What is the Brain Eaters? some of you may ask. That is our annual shindig, a party most excellent, most wild, most wicked. It started a few years ago with my roommate Rob and I and we've continued it since, each year getting a bit more elaborate, and sometimes a bit more efficient. We typically get around 20-50 people, this year was no exception, clocking somewhere around forty guests (I'll have to wait until the photos are developed to get a truly accurate count... things have gotten a bit muddled!) It starts around 9 usually, but we actually had guests an hour early, while I was still wandering around in my jeans and bed-head, trying to get things assembled.

A lot of fun again, and as we try to keep it, no drama and with the exception of a close call between my windpipe and some brains, there were no fatalities! Every year we have the same basics; Jello-Vodka brains, Jungle Juice, Lime Punch, Bean Dip, a kitchen for chatting, the front room filled with fog and black light for dancing, a porch for the smokers or people that need a break from the crush of folks, a halloween movie playing in the basement (Though that got no action this year..) Wassail, lots of disposable cameras and me, who has been drinking since noon-ish.
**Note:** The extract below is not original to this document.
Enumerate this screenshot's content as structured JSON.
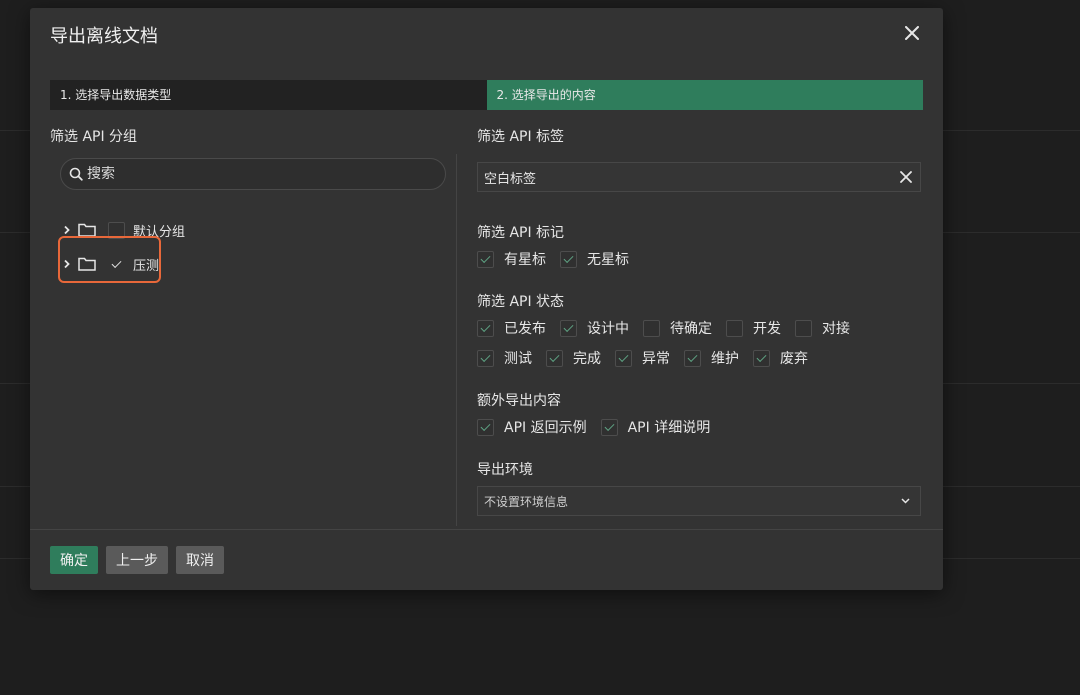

Added this year were a good chunk of glow in the dark webs, courtesy of my new web gun (Speaking of which, if you buy one, buy the UV webs, not the glow in the dark ones, they arent very effective at all) we covered the furniture and the floor of the dance room with white sheets and we blocked in the porch a bit to give some shelter form the cold Idaho wind. 

To be honest, we were pretty sure this year would be the smallest yet, despite attempting to make it our grand finale. There were a lot of sick people, many of our regulars have moved on to families or different towns, my in-laws bailed on us, in fact, up until the day before, we'd considered canceling. Instead, we got slammed with people and actually ended up running out of nearly everything by 1:30 in the morning, the earliest we've ever ended. In fact, we usally have a few liters of juice left and all that remained this year were the dregs. I was pretty surprised. 

I actually felt bad about running out of everything, even the wassail and the punch, the non-alcoholic stuff was gone, and we had a few stragglers show up, but in a way it was kind of nice that the evening was over. Maybe I'm getting too old for this kind of party, or maybe it was the choking fit I'd had at the very beginning of the night, but I'd had a headache a lot of the night and I was looking forward to eating a bit and heading to bed.

All in all, I'd say it was a pretty successful party. I overheard one girl talking on her phone to a friend, with both ends shouting so I could hear the other side too, and when her friend called house parties lame, my guest responded "Then you've never been to this house party!"

This will (Hopefully) be our last Brain Eaters party, and it was good to see it go well. I'll make it a point of posting pics once I get them developed so everyone can get in on the debauchery.